The Rest of the Story
After Arthur Crudup passed away, his heirs placed a lien on the owners of the Crudup musical copyrights Hill & Range publishing company. When Hill and Range began negotiations to sell their catalogue to Chappell Music, Chappell refused to move forward with the deal until the back royalty payments dispute was resolved. Hill & Range quickly contacted Dick Waterman and the Crudup Estate as Hill and Range now had the motivation to settle. According to Waterman, the very first check was signed over to the Estate for just over $248,000.00, over four times what they been unwilling to pay just a few years earlier.
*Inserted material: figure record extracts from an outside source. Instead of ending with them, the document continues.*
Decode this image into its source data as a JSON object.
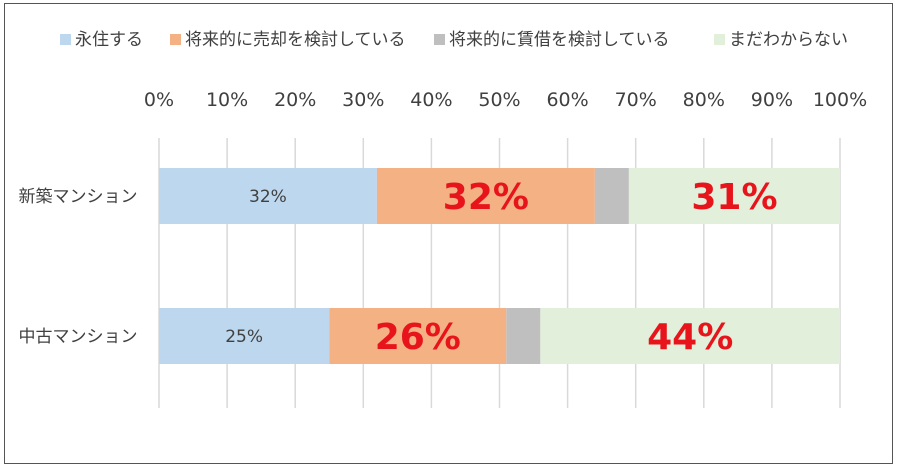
{
  "chart_data": {
    "type": "bar",
    "orientation": "horizontal",
    "stacked": true,
    "percent": true,
    "categories": [
      "新築マンション",
      "中古マンション"
    ],
    "series": [
      {
        "name": "永住する",
        "color": "#bdd7ee",
        "values": [
          32,
          25
        ],
        "labels": [
          "32%",
          "25%"
        ],
        "label_style": "small"
      },
      {
        "name": "将来的に売却を検討している",
        "color": "#f4b183",
        "values": [
          32,
          26
        ],
        "labels": [
          "32%",
          "26%"
        ],
        "label_style": "big"
      },
      {
        "name": "将来的に賃借を検討している",
        "color": "#bfbfbf",
        "values": [
          5,
          5
        ],
        "labels": [
          "",
          ""
        ],
        "label_style": "none"
      },
      {
        "name": "まだわからない",
        "color": "#e2efda",
        "values": [
          31,
          44
        ],
        "labels": [
          "31%",
          "44%"
        ],
        "label_style": "big"
      }
    ],
    "xlim": [
      0,
      100
    ],
    "ticks": [
      "0%",
      "10%",
      "20%",
      "30%",
      "40%",
      "50%",
      "60%",
      "70%",
      "80%",
      "90%",
      "100%"
    ],
    "grid": true,
    "legend_position": "top"
  }
}
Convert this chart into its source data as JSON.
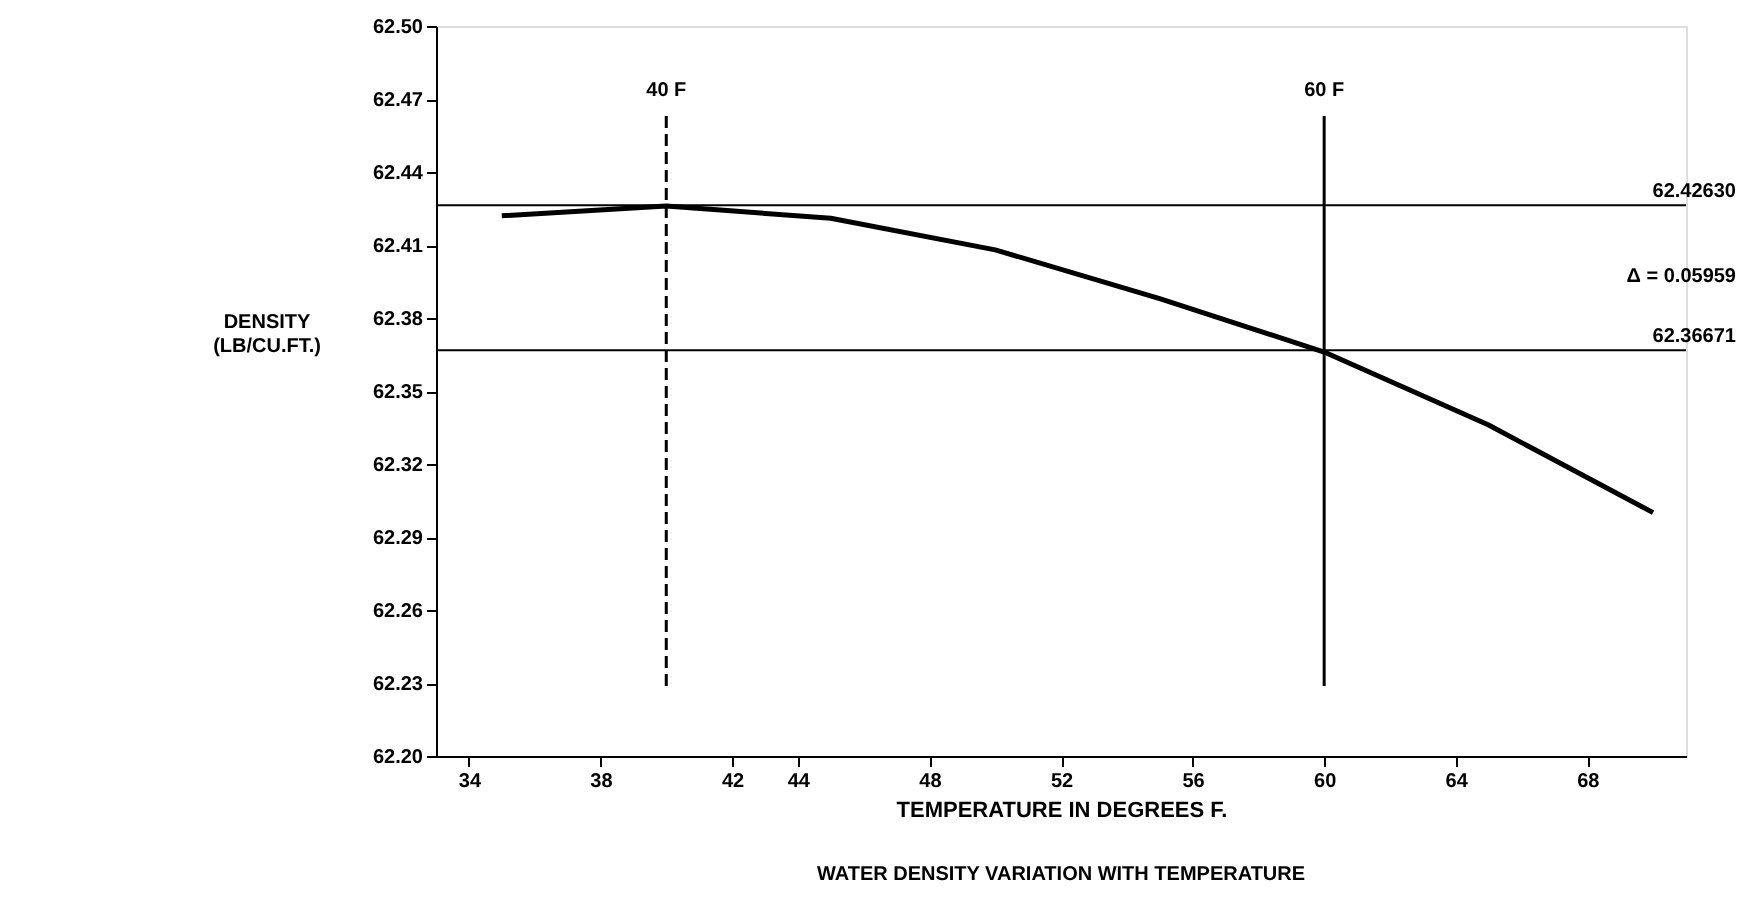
{
  "chart_data": {
    "type": "line",
    "title": "WATER DENSITY VARIATION WITH TEMPERATURE",
    "xlabel": "TEMPERATURE IN DEGREES F.",
    "ylabel": "DENSITY\n(LB/CU.FT.)",
    "x": [
      35,
      40,
      45,
      50,
      55,
      60,
      65,
      70
    ],
    "series": [
      {
        "color": "#000000",
        "values": [
          62.422,
          62.426,
          62.421,
          62.408,
          62.388,
          62.366,
          62.336,
          62.3
        ]
      }
    ],
    "xlim": [
      33,
      71
    ],
    "xticks": [
      34,
      38,
      42,
      44,
      48,
      52,
      56,
      60,
      64,
      68
    ],
    "ylim": [
      62.2,
      62.5
    ],
    "yticks": [
      {
        "value": 62.2,
        "label": "62.20"
      },
      62.23,
      62.26,
      62.29,
      62.32,
      62.35,
      62.38,
      62.41,
      62.44,
      62.47,
      {
        "value": 62.5,
        "label": "62.50"
      }
    ],
    "ref_lines": [
      {
        "axis": "x",
        "value": 40,
        "label": "40 F",
        "line_style": "dashed",
        "color": "#000000"
      },
      {
        "axis": "x",
        "value": 60,
        "label": "60 F",
        "line_style": "solid",
        "color": "#000000"
      },
      {
        "axis": "y",
        "value": 62.4263,
        "label": "62.42630",
        "line_style": "solid",
        "color": "#000000"
      },
      {
        "axis": "y",
        "value": 62.36671,
        "label": "62.36671",
        "line_style": "solid",
        "color": "#000000"
      }
    ],
    "annotations": [
      "Δ = 0.05959"
    ],
    "grid": false,
    "marker": "none",
    "line_style": "solid"
  }
}
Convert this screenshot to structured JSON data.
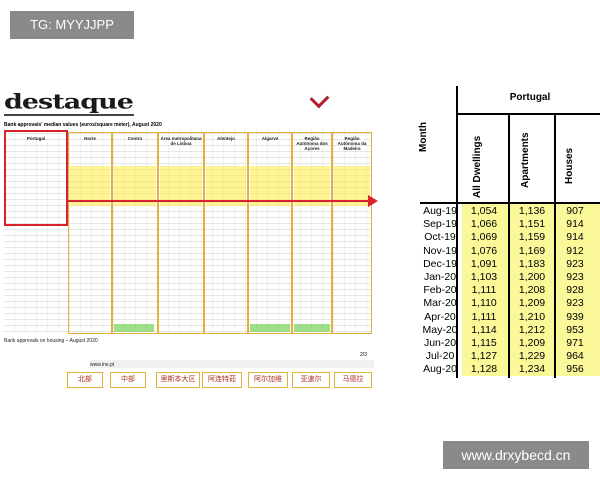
{
  "overlays": {
    "tag": "TG: MYYJJPP",
    "watermark": "www.drxybecd.cn"
  },
  "document": {
    "logo": "destaque",
    "caption": "Bank approvals' median values (euros/square meter), August 2020",
    "footer_left": "Bank approvals on housing – August 2020",
    "footer_url": "www.ine.pt",
    "page_number": "2/3",
    "region_titles": [
      "Portugal",
      "Norte",
      "Centro",
      "Área metropolitana de Lisboa",
      "Alentejo",
      "Algarve",
      "Região Autónoma dos Açores",
      "Região Autónoma da Madeira"
    ],
    "city_labels": [
      "北部",
      "中部",
      "里斯本大区",
      "阿连特茹",
      "阿尔加维",
      "亚速尔",
      "马德拉"
    ]
  },
  "table": {
    "region": "Portugal",
    "month_header": "Month",
    "column_headers": [
      "All Dwellings",
      "Apartments",
      "Houses"
    ],
    "rows": [
      [
        "Aug-19",
        "1,054",
        "1,136",
        "907"
      ],
      [
        "Sep-19",
        "1,066",
        "1,151",
        "914"
      ],
      [
        "Oct-19",
        "1,069",
        "1,159",
        "914"
      ],
      [
        "Nov-19",
        "1,076",
        "1,169",
        "912"
      ],
      [
        "Dec-19",
        "1,091",
        "1,183",
        "923"
      ],
      [
        "Jan-20",
        "1,103",
        "1,200",
        "923"
      ],
      [
        "Feb-20",
        "1,111",
        "1,208",
        "928"
      ],
      [
        "Mar-20",
        "1,110",
        "1,209",
        "923"
      ],
      [
        "Apr-20",
        "1,111",
        "1,210",
        "939"
      ],
      [
        "May-20",
        "1,114",
        "1,212",
        "953"
      ],
      [
        "Jun-20",
        "1,115",
        "1,209",
        "971"
      ],
      [
        "Jul-20",
        "1,127",
        "1,229",
        "964"
      ],
      [
        "Aug-20",
        "1,128",
        "1,234",
        "956"
      ]
    ]
  },
  "colors": {
    "highlight_yellow": "#fbf89a",
    "red_marker": "#d8232a",
    "gold_box": "#e2b23a"
  }
}
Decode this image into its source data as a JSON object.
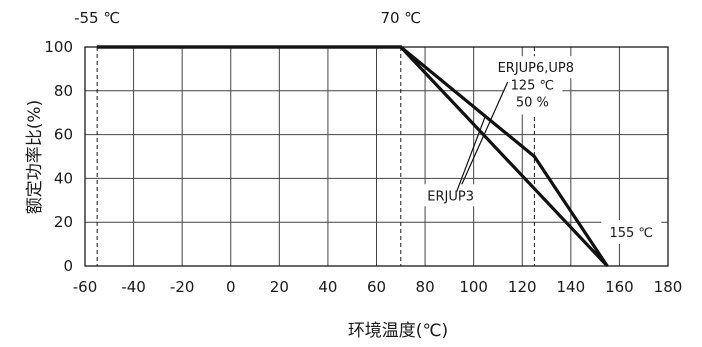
{
  "chart_data": {
    "type": "line",
    "title": "",
    "xlabel": "环境温度(℃)",
    "ylabel": "额定功率比(%)",
    "xlim": [
      -60,
      180
    ],
    "ylim": [
      0,
      100
    ],
    "xticks": [
      -60,
      -40,
      -20,
      0,
      20,
      40,
      60,
      80,
      100,
      120,
      140,
      160,
      180
    ],
    "yticks": [
      0,
      20,
      40,
      60,
      80,
      100
    ],
    "grid": true,
    "series": [
      {
        "name": "ERJUP6,UP8",
        "x": [
          -55,
          70,
          125,
          155
        ],
        "y": [
          100,
          100,
          50,
          0
        ]
      },
      {
        "name": "ERJUP3",
        "x": [
          -55,
          70,
          155
        ],
        "y": [
          100,
          100,
          0
        ]
      }
    ],
    "reference_lines": [
      {
        "x": -55,
        "label": "-55 ℃"
      },
      {
        "x": 70,
        "label": "70 ℃"
      },
      {
        "x": 125,
        "label": ""
      }
    ],
    "annotations": [
      {
        "lines": [
          "125 ℃",
          "50 %"
        ],
        "x": 125,
        "y": 50
      },
      {
        "lines": [
          "155 ℃"
        ],
        "x": 155,
        "y": 0
      }
    ]
  }
}
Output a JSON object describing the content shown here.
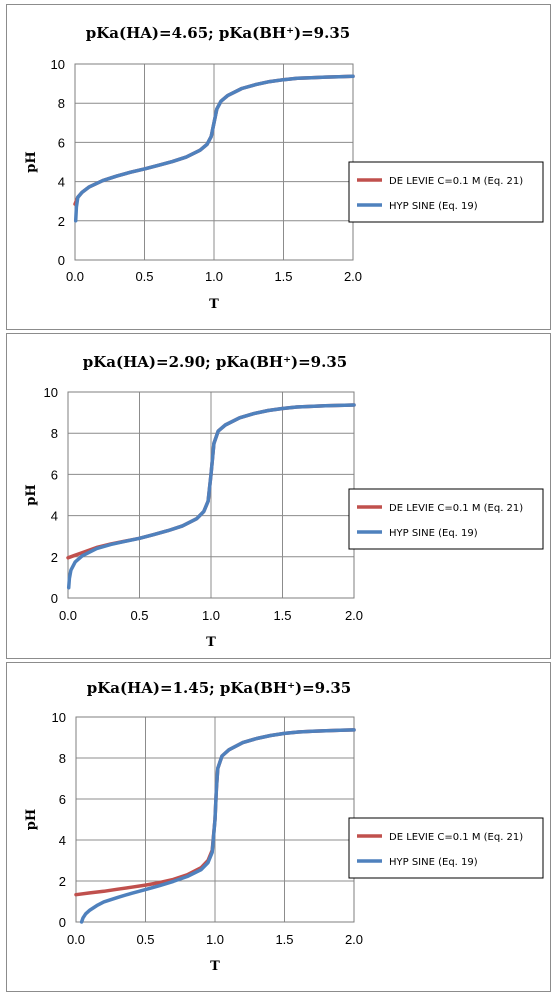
{
  "chart_data": [
    {
      "type": "line",
      "title": "pKa(HA)=4.65; pKa(BH⁺)=9.35",
      "xlabel": "T",
      "ylabel": "pH",
      "xlim": [
        0,
        2.0
      ],
      "ylim": [
        0,
        10
      ],
      "xticks": [
        "0.0",
        "0.5",
        "1.0",
        "1.5",
        "2.0"
      ],
      "yticks": [
        "0",
        "2",
        "4",
        "6",
        "8",
        "10"
      ],
      "grid": true,
      "legend": "right",
      "series": [
        {
          "name": "DE LEVIE C=0.1 M (Eq. 21)",
          "color": "#c0504d",
          "x": [
            0,
            0.02,
            0.05,
            0.1,
            0.2,
            0.3,
            0.4,
            0.5,
            0.6,
            0.7,
            0.8,
            0.9,
            0.95,
            0.98,
            1.0,
            1.02,
            1.05,
            1.1,
            1.2,
            1.3,
            1.4,
            1.5,
            1.6,
            1.7,
            1.8,
            1.9,
            2.0
          ],
          "y": [
            2.85,
            3.2,
            3.45,
            3.72,
            4.05,
            4.28,
            4.48,
            4.65,
            4.83,
            5.02,
            5.25,
            5.6,
            5.9,
            6.3,
            7.0,
            7.7,
            8.1,
            8.4,
            8.75,
            8.95,
            9.1,
            9.2,
            9.27,
            9.3,
            9.33,
            9.35,
            9.37
          ]
        },
        {
          "name": "HYP SINE (Eq. 19)",
          "color": "#4f81bd",
          "x": [
            0.005,
            0.01,
            0.02,
            0.05,
            0.1,
            0.2,
            0.3,
            0.4,
            0.5,
            0.6,
            0.7,
            0.8,
            0.9,
            0.95,
            0.98,
            1.0,
            1.02,
            1.05,
            1.1,
            1.2,
            1.3,
            1.4,
            1.5,
            1.6,
            1.7,
            1.8,
            1.9,
            2.0
          ],
          "y": [
            2.0,
            2.7,
            3.2,
            3.45,
            3.72,
            4.05,
            4.28,
            4.48,
            4.65,
            4.83,
            5.02,
            5.25,
            5.6,
            5.9,
            6.3,
            7.0,
            7.7,
            8.1,
            8.4,
            8.75,
            8.95,
            9.1,
            9.2,
            9.27,
            9.3,
            9.33,
            9.35,
            9.37
          ]
        }
      ]
    },
    {
      "type": "line",
      "title": "pKa(HA)=2.90; pKa(BH⁺)=9.35",
      "xlabel": "T",
      "ylabel": "pH",
      "xlim": [
        0,
        2.0
      ],
      "ylim": [
        0,
        10
      ],
      "xticks": [
        "0.0",
        "0.5",
        "1.0",
        "1.5",
        "2.0"
      ],
      "yticks": [
        "0",
        "2",
        "4",
        "6",
        "8",
        "10"
      ],
      "grid": true,
      "legend": "right",
      "series": [
        {
          "name": "DE LEVIE C=0.1 M (Eq. 21)",
          "color": "#c0504d",
          "x": [
            0,
            0.05,
            0.1,
            0.2,
            0.3,
            0.4,
            0.5,
            0.6,
            0.7,
            0.8,
            0.9,
            0.95,
            0.98,
            1.0,
            1.02,
            1.05,
            1.1,
            1.2,
            1.3,
            1.4,
            1.5,
            1.6,
            1.7,
            1.8,
            1.9,
            2.0
          ],
          "y": [
            1.95,
            2.08,
            2.2,
            2.45,
            2.62,
            2.76,
            2.9,
            3.08,
            3.27,
            3.5,
            3.85,
            4.2,
            4.7,
            6.0,
            7.5,
            8.1,
            8.4,
            8.75,
            8.95,
            9.1,
            9.2,
            9.27,
            9.3,
            9.33,
            9.35,
            9.37
          ]
        },
        {
          "name": "HYP SINE (Eq. 19)",
          "color": "#4f81bd",
          "x": [
            0.005,
            0.01,
            0.02,
            0.05,
            0.1,
            0.2,
            0.3,
            0.4,
            0.5,
            0.6,
            0.7,
            0.8,
            0.9,
            0.95,
            0.98,
            1.0,
            1.02,
            1.05,
            1.1,
            1.2,
            1.3,
            1.4,
            1.5,
            1.6,
            1.7,
            1.8,
            1.9,
            2.0
          ],
          "y": [
            0.5,
            0.95,
            1.35,
            1.75,
            2.05,
            2.4,
            2.6,
            2.75,
            2.9,
            3.08,
            3.27,
            3.5,
            3.85,
            4.2,
            4.7,
            6.0,
            7.5,
            8.1,
            8.4,
            8.75,
            8.95,
            9.1,
            9.2,
            9.27,
            9.3,
            9.33,
            9.35,
            9.37
          ]
        }
      ]
    },
    {
      "type": "line",
      "title": "pKa(HA)=1.45; pKa(BH⁺)=9.35",
      "xlabel": "T",
      "ylabel": "pH",
      "xlim": [
        0,
        2.0
      ],
      "ylim": [
        0,
        10
      ],
      "xticks": [
        "0.0",
        "0.5",
        "1.0",
        "1.5",
        "2.0"
      ],
      "yticks": [
        "0",
        "2",
        "4",
        "6",
        "8",
        "10"
      ],
      "grid": true,
      "legend": "right",
      "series": [
        {
          "name": "DE LEVIE C=0.1 M (Eq. 21)",
          "color": "#c0504d",
          "x": [
            0,
            0.1,
            0.2,
            0.3,
            0.4,
            0.5,
            0.6,
            0.7,
            0.8,
            0.9,
            0.95,
            0.98,
            1.0,
            1.01,
            1.02,
            1.05,
            1.1,
            1.2,
            1.3,
            1.4,
            1.5,
            1.6,
            1.7,
            1.8,
            1.9,
            2.0
          ],
          "y": [
            1.33,
            1.42,
            1.5,
            1.6,
            1.7,
            1.8,
            1.92,
            2.08,
            2.3,
            2.65,
            3.0,
            3.5,
            5.0,
            6.5,
            7.5,
            8.1,
            8.4,
            8.75,
            8.95,
            9.1,
            9.2,
            9.27,
            9.3,
            9.33,
            9.35,
            9.37
          ]
        },
        {
          "name": "HYP SINE (Eq. 19)",
          "color": "#4f81bd",
          "x": [
            0.04,
            0.05,
            0.07,
            0.1,
            0.15,
            0.2,
            0.3,
            0.4,
            0.5,
            0.6,
            0.7,
            0.8,
            0.9,
            0.95,
            0.98,
            1.0,
            1.01,
            1.02,
            1.05,
            1.1,
            1.2,
            1.3,
            1.4,
            1.5,
            1.6,
            1.7,
            1.8,
            1.9,
            2.0
          ],
          "y": [
            0.0,
            0.2,
            0.4,
            0.58,
            0.8,
            0.98,
            1.2,
            1.4,
            1.58,
            1.77,
            1.98,
            2.22,
            2.55,
            2.9,
            3.4,
            5.0,
            6.5,
            7.5,
            8.1,
            8.4,
            8.75,
            8.95,
            9.1,
            9.2,
            9.27,
            9.3,
            9.33,
            9.35,
            9.37
          ]
        }
      ]
    }
  ]
}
Waterman estimates that the Crudup estate has received over three million dollars in royalties over the last several decades. Waterman said that he regrets that Arthur never got to see a penny of it, the catalogue is still incredibly valuable. Artists in many genres continue to record Crudup’s songs with success and film makers wanting to cover the story of Elvis Presley are hard-pressed to make the story without including Elvis’ version of Crudup’s “That’s All Right”.
Final Resting Place:
Bethel Memorial Gardens
6521 Short Street
Franktown, Virginia, 23354
Grave Location Description
As you enter the cemetery, park your car at the sign at the entrance. Walk 11 rows from the road and 21 spaces from the dirt path and there you will find blues legend Arthur “Big Boy” Crudup.